A compressed file may occupy only 20% of the disk space required by an uncompressed file. In other words, you may be able to have 5 times more emulated volumes using compressed DASD files. However, compressed files are more sensitive to failures and corruption may occur.
Shadow files are specified by the sf=shadow-file-name parameter
on the device statement for the compressed DASD device. The shadow file name
should have spot where the shadow file number will be set. This is
either the character preceding the last period after the last slash or the
last character if there is no period. For example:
0100 3390 disks/linux1.dsk sf=shadows/linux1_*.dsk
There can be up to 8 shadow files in use at any time for an emulated dasd device. The base file is designated file[0] and the shadow files are file[1] to file[8]. The highest numbered file in use at a given time is the current file, where all writes will occur. Track reads start with the current file and proceed down until a file is found that actually contains the track image.

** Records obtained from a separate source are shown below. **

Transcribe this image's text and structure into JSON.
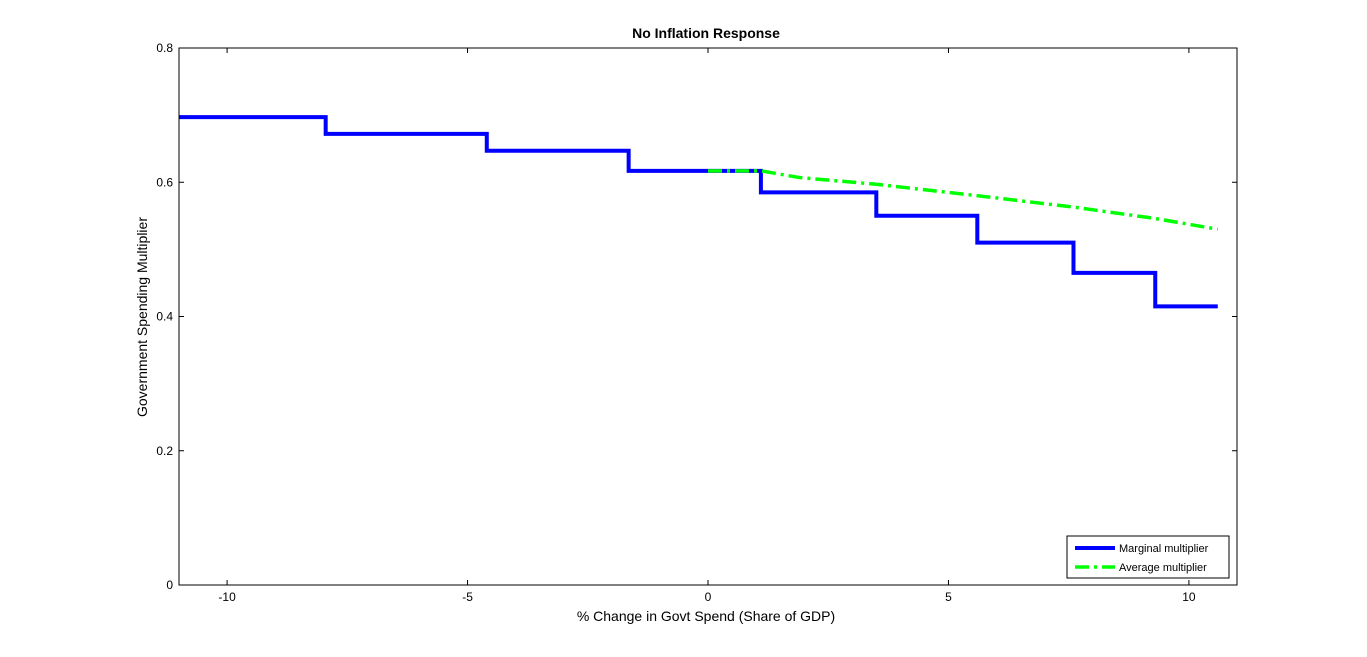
{
  "chart_data": {
    "type": "line",
    "title": "No Inflation Response",
    "xlabel": "% Change in Govt Spend (Share of GDP)",
    "ylabel": "Government Spending Multiplier",
    "xlim": [
      -11,
      11
    ],
    "ylim": [
      0,
      0.8
    ],
    "xticks": [
      -10,
      -5,
      0,
      5,
      10
    ],
    "yticks": [
      0,
      0.2,
      0.4,
      0.6,
      0.8
    ],
    "xtick_labels": [
      "-10",
      "-5",
      "0",
      "5",
      "10"
    ],
    "ytick_labels": [
      "0",
      "0.2",
      "0.4",
      "0.6",
      "0.8"
    ],
    "legend_position": "bottom-right",
    "series": [
      {
        "name": "Marginal multiplier",
        "color": "#0000ff",
        "style": "solid",
        "x": [
          -11,
          -7.95,
          -7.95,
          -4.6,
          -4.6,
          -1.65,
          -1.65,
          1.1,
          1.1,
          3.5,
          3.5,
          5.6,
          5.6,
          7.6,
          7.6,
          9.3,
          9.3,
          10.6
        ],
        "y": [
          0.697,
          0.697,
          0.672,
          0.672,
          0.647,
          0.647,
          0.617,
          0.617,
          0.585,
          0.585,
          0.55,
          0.55,
          0.51,
          0.51,
          0.465,
          0.465,
          0.415,
          0.415
        ]
      },
      {
        "name": "Average multiplier",
        "color": "#00ff00",
        "style": "dashdot",
        "x": [
          0,
          1.1,
          1.9,
          3.5,
          5.6,
          7.6,
          9.3,
          10.6
        ],
        "y": [
          0.617,
          0.617,
          0.607,
          0.597,
          0.58,
          0.563,
          0.546,
          0.53
        ]
      }
    ]
  }
}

A shadow file contains all the changes made to the emulated dasd since it was created, until the next shadow file is created. The moment of the shadow file's creation can be thought of as a snapshot of the current emulated dasd at that time, because if the shadow file is later removed, then the emulated dasd reverts back to the state it was at when the snapshot was taken.

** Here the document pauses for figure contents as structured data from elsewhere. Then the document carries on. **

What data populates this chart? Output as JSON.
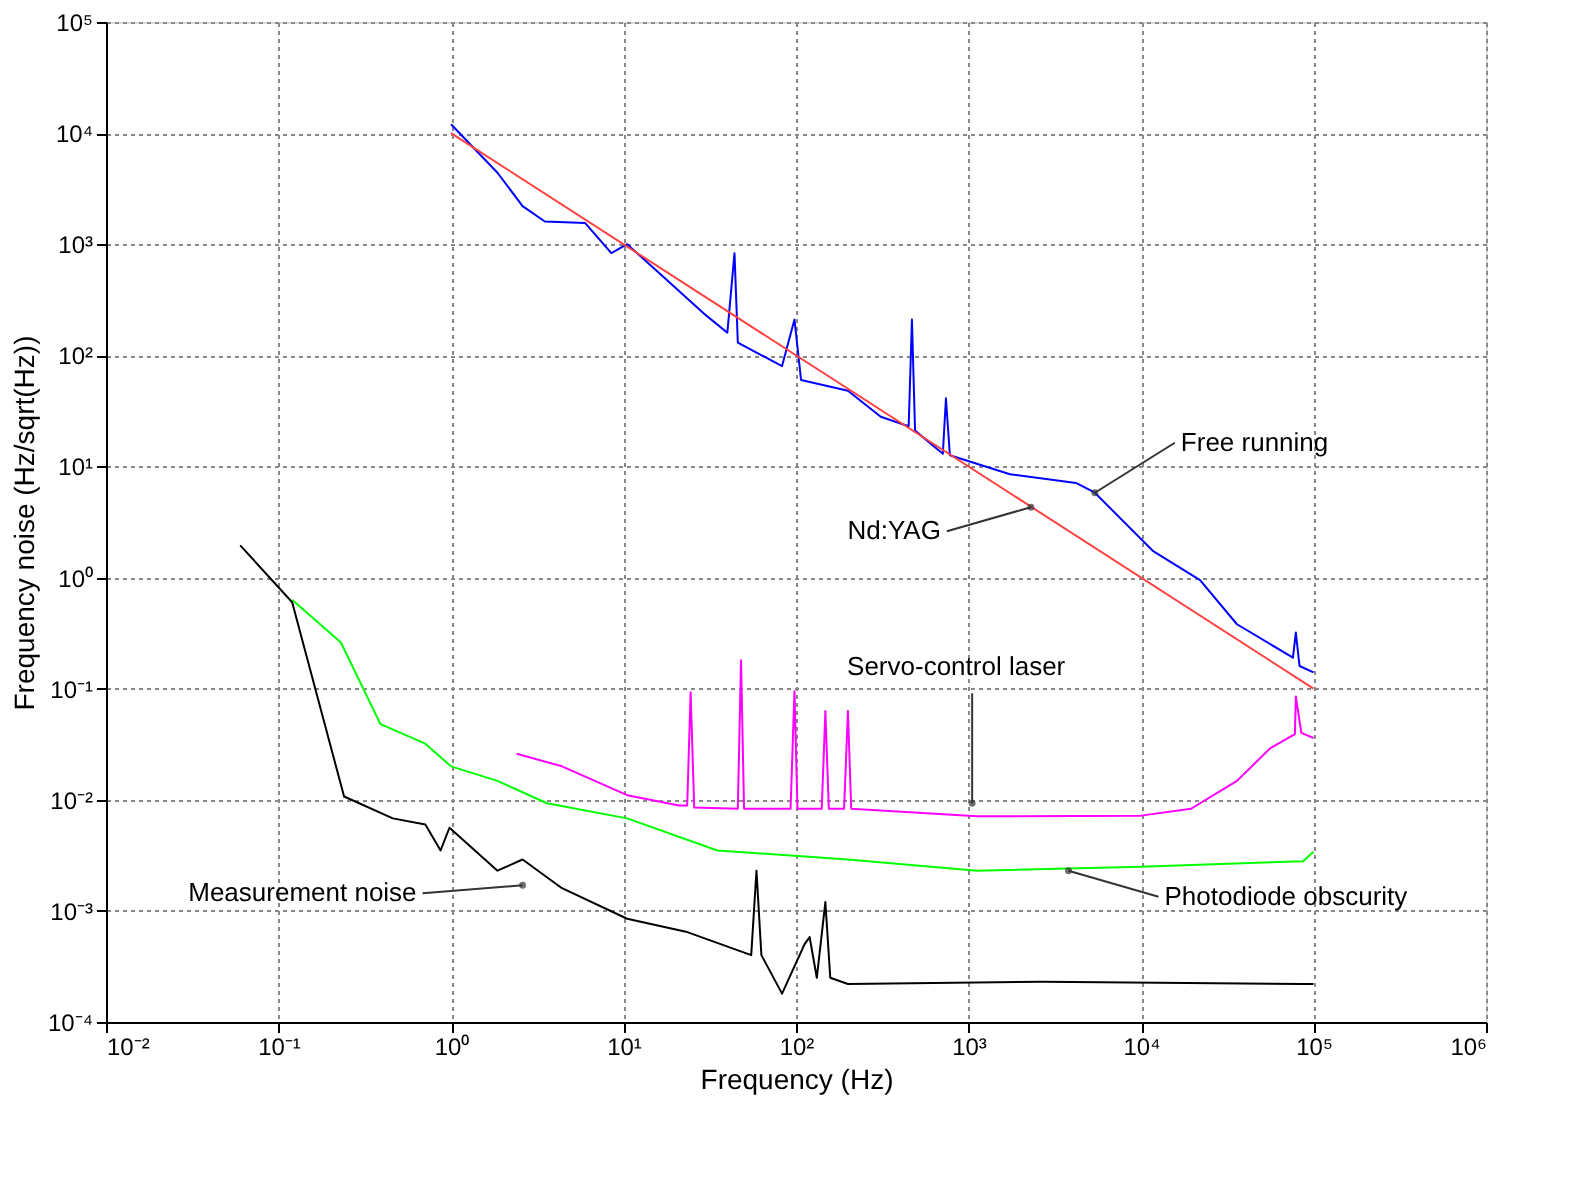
{
  "chart_data": {
    "type": "line",
    "xlabel": "Frequency (Hz)",
    "ylabel": "Frequency noise (Hz/sqrt(Hz))",
    "log": "xy",
    "grid": true,
    "xlim": [
      0.01,
      1000000
    ],
    "ylim": [
      0.0001,
      100000
    ],
    "xticks": [
      {
        "value": 0.01,
        "label": "10⁻²"
      },
      {
        "value": 0.1,
        "label": "10⁻¹"
      },
      {
        "value": 1,
        "label": "10⁰"
      },
      {
        "value": 10,
        "label": "10¹"
      },
      {
        "value": 100,
        "label": "10²"
      },
      {
        "value": 1000,
        "label": "10³"
      },
      {
        "value": 10000,
        "label": "10⁴"
      },
      {
        "value": 100000,
        "label": "10⁵"
      },
      {
        "value": 1000000,
        "label": "10⁶"
      }
    ],
    "yticks": [
      {
        "value": 0.0001,
        "label": "10⁻⁴"
      },
      {
        "value": 0.001,
        "label": "10⁻³"
      },
      {
        "value": 0.01,
        "label": "10⁻²"
      },
      {
        "value": 0.1,
        "label": "10⁻¹"
      },
      {
        "value": 1,
        "label": "10⁰"
      },
      {
        "value": 10,
        "label": "10¹"
      },
      {
        "value": 100,
        "label": "10²"
      },
      {
        "value": 1000,
        "label": "10³"
      },
      {
        "value": 10000,
        "label": "10⁴"
      },
      {
        "value": 100000,
        "label": "10⁵"
      }
    ],
    "series": [
      {
        "color": "#0000ff",
        "x": [
          1,
          1.86,
          2.6,
          3.5,
          6.0,
          8.5,
          10.5,
          17,
          30,
          40,
          44,
          46,
          83,
          98,
          107,
          200,
          310,
          450,
          470,
          490,
          710,
          740,
          780,
          1740,
          4200,
          5400,
          11700,
          22000,
          36000,
          76000,
          79000,
          83000,
          100000
        ],
        "values": [
          12000,
          4400,
          2200,
          1600,
          1550,
          830,
          1000,
          510,
          230,
          160,
          830,
          130,
          80,
          210,
          60,
          48,
          28,
          23,
          210,
          21,
          13,
          41,
          12.6,
          8.5,
          7.1,
          5.8,
          1.74,
          0.95,
          0.38,
          0.19,
          0.32,
          0.16,
          0.14
        ]
      },
      {
        "color": "#ff4040",
        "x": [
          1,
          100000
        ],
        "values": [
          10000,
          0.1
        ]
      },
      {
        "color": "#ff00ff",
        "x": [
          2.4,
          4.4,
          10.5,
          21,
          23.4,
          24.5,
          25.7,
          46,
          48,
          50,
          93,
          98,
          102,
          141,
          148,
          155,
          190,
          200,
          209,
          1120,
          10000,
          19500,
          36000,
          56000,
          78000,
          79000,
          85000,
          100000
        ],
        "values": [
          0.026,
          0.02,
          0.011,
          0.0089,
          0.0089,
          0.093,
          0.0085,
          0.0083,
          0.18,
          0.0083,
          0.0083,
          0.095,
          0.0083,
          0.0083,
          0.063,
          0.0083,
          0.0083,
          0.063,
          0.0083,
          0.0071,
          0.0072,
          0.0083,
          0.0148,
          0.029,
          0.039,
          0.085,
          0.04,
          0.036
        ]
      },
      {
        "color": "#00ff00",
        "x": [
          0.12,
          0.23,
          0.39,
          0.71,
          1,
          1.86,
          3.6,
          10.5,
          35,
          200,
          1120,
          10000,
          87000,
          100000
        ],
        "values": [
          0.63,
          0.26,
          0.048,
          0.032,
          0.02,
          0.0148,
          0.0093,
          0.0068,
          0.0035,
          0.0029,
          0.0023,
          0.0025,
          0.0028,
          0.0034
        ]
      },
      {
        "color": "#000000",
        "x": [
          0.06,
          0.12,
          0.24,
          0.46,
          0.71,
          0.87,
          0.98,
          1.86,
          2.6,
          4.4,
          10.5,
          23,
          55,
          59,
          63,
          83,
          112,
          120,
          132,
          148,
          158,
          200,
          2700,
          87000,
          100000
        ],
        "values": [
          1.95,
          0.6,
          0.0107,
          0.0068,
          0.006,
          0.0035,
          0.0056,
          0.0023,
          0.0029,
          0.0016,
          0.00085,
          0.00065,
          0.0004,
          0.0023,
          0.0004,
          0.00018,
          0.0005,
          0.00058,
          0.00025,
          0.0012,
          0.00025,
          0.00022,
          0.00023,
          0.00022,
          0.00022
        ]
      }
    ],
    "annotations": [
      {
        "text": "Free running",
        "x": 5400,
        "y": 5.8
      },
      {
        "text": "Nd:YAG",
        "x": 2300,
        "y": 4.3
      },
      {
        "text": "Servo-control laser",
        "x": 1050,
        "y": 0.0093
      },
      {
        "text": "Photodiode obscurity",
        "x": 3800,
        "y": 0.0023
      },
      {
        "text": "Measurement noise",
        "x": 2.6,
        "y": 0.0017
      }
    ]
  }
}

Using shadow files, you can keep the base file on a read-only device such as cdrom, or change the base file attributes to read-only, ensuring that this file can never be corrupted.

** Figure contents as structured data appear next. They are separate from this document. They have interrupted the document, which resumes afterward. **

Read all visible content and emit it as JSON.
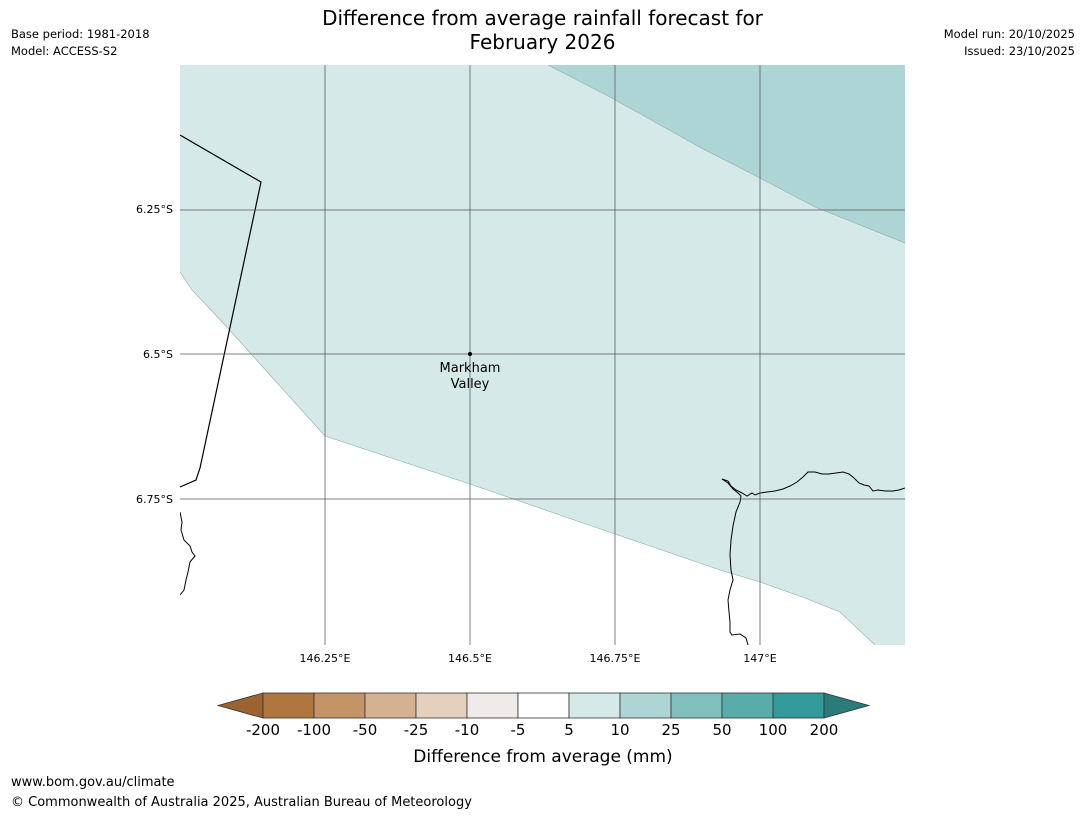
{
  "header": {
    "title_line1": "Difference from average rainfall forecast for",
    "title_line2": "February 2026",
    "base_period": "Base period: 1981-2018",
    "model": "Model: ACCESS-S2",
    "model_run": "Model run: 20/10/2025",
    "issued": "Issued: 23/10/2025"
  },
  "map": {
    "lon_ticks": [
      {
        "value": 146.25,
        "label": "146.25°E"
      },
      {
        "value": 146.5,
        "label": "146.5°E"
      },
      {
        "value": 146.75,
        "label": "146.75°E"
      },
      {
        "value": 147.0,
        "label": "147°E"
      }
    ],
    "lat_ticks": [
      {
        "value": -6.25,
        "label": "6.25°S"
      },
      {
        "value": -6.5,
        "label": "6.5°S"
      },
      {
        "value": -6.75,
        "label": "6.75°S"
      }
    ],
    "place": {
      "name_line1": "Markham",
      "name_line2": "Valley",
      "lon": 146.5,
      "lat": -6.5
    },
    "zones": [
      {
        "category": "5 to 10",
        "color": "#d5e9e8"
      },
      {
        "category": "10 to 25",
        "color": "#aed5d5"
      }
    ],
    "grid": true,
    "land_color": "#ffffff"
  },
  "colorbar": {
    "title": "Difference from average (mm)",
    "ticks": [
      "-200",
      "-100",
      "-50",
      "-25",
      "-10",
      "-5",
      "5",
      "10",
      "25",
      "50",
      "100",
      "200"
    ],
    "colors": [
      "#9b6332",
      "#b0763f",
      "#c49467",
      "#d4b190",
      "#e5d0bd",
      "#efebe8",
      "#ffffff",
      "#d5e9e8",
      "#aed5d5",
      "#82c0bd",
      "#5aacaa",
      "#33999a",
      "#2a7b7a"
    ]
  },
  "footer": {
    "url": "www.bom.gov.au/climate",
    "copyright": "© Commonwealth of Australia 2025, Australian Bureau of Meteorology"
  }
}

Hercules console commands are provided to add a new shadow file, remove
the current shadow file (with or without backward merge), compress the
curent shadow file, and display the shadow file status and statistics:
sf+ | unit |    Create a new shadow file | |
sf- | unit |    Remove a shadow file with backwards merge | |
sf- | unit | nomerge |    Remove a shadow file without backwards merge |
sfc | unit |    Compress the current file | |
sfd | unit |    Display shadow file status and statistics |
The first 512 bytes of a compressed DASD file contains a device header. The device header contains an eye-catcher that identifies the file type (CKD or FBA and base or shadow). The device type and file size is also specified in this header. The header is identical to the header used for uncompressed CKD files, except for the eye-catcher:
devid | heads | trksize | |||||||||||||
devt | seq | hicyl |   | ||||||||||||
reserved |
The next 512 bytes contains the compressed device header. This contains file usage information such as the amount of free space in the file:
vrm | opts | numl1 | numl2 | size | |||||||||||||
used | ->free | free | largest | ||||||||||||||
number |   | cyls |   | comp | parm | ||||||||||||
reserved |
After the compressed device header is the primary lookup table, also called the level 1 table or l1tab. Each 4 byte unsigned entry in the l1tab contains the file offset of a secondary lookup table or level 2 table or l2tab. The track or block group number being accessed divided by 256 gives the index into the l1tab. That is, each l1tab entry represents 256 tracks or block groups. The number of entries in the l1tab is dependent on the size of the emulated device:
l20 | l21 | l22 | l23 | ||||||||||||
l24 | l25 | l26 | l27 | ||||||||||||
|
|||||||||||||||
l2n-4 | l2n-3 | l2n-2 | l2n-1 |
Following the l1tab, in no particular order, are l2tabs, track or block group images, and free spaces.
Each secondary lookup table (or l2tab), contains 256 8-byte entries. The entry is indexed by the remainder of the track or block group number divided by 256. Each entry contains an unsigned 4 byte offset and an unsigned 2 byte length of the track or block group image:
0  ->image         | length | unused | |||||
1  ->image         | length | unused | |||||
.   .   . |
|||||||
255  ->image         | length | unused |
A track or block group image contains two fields, a 5-byte header and a variable amount of data that may or may not be compressed. The length in the l2tab entry includes the length of the header and the data.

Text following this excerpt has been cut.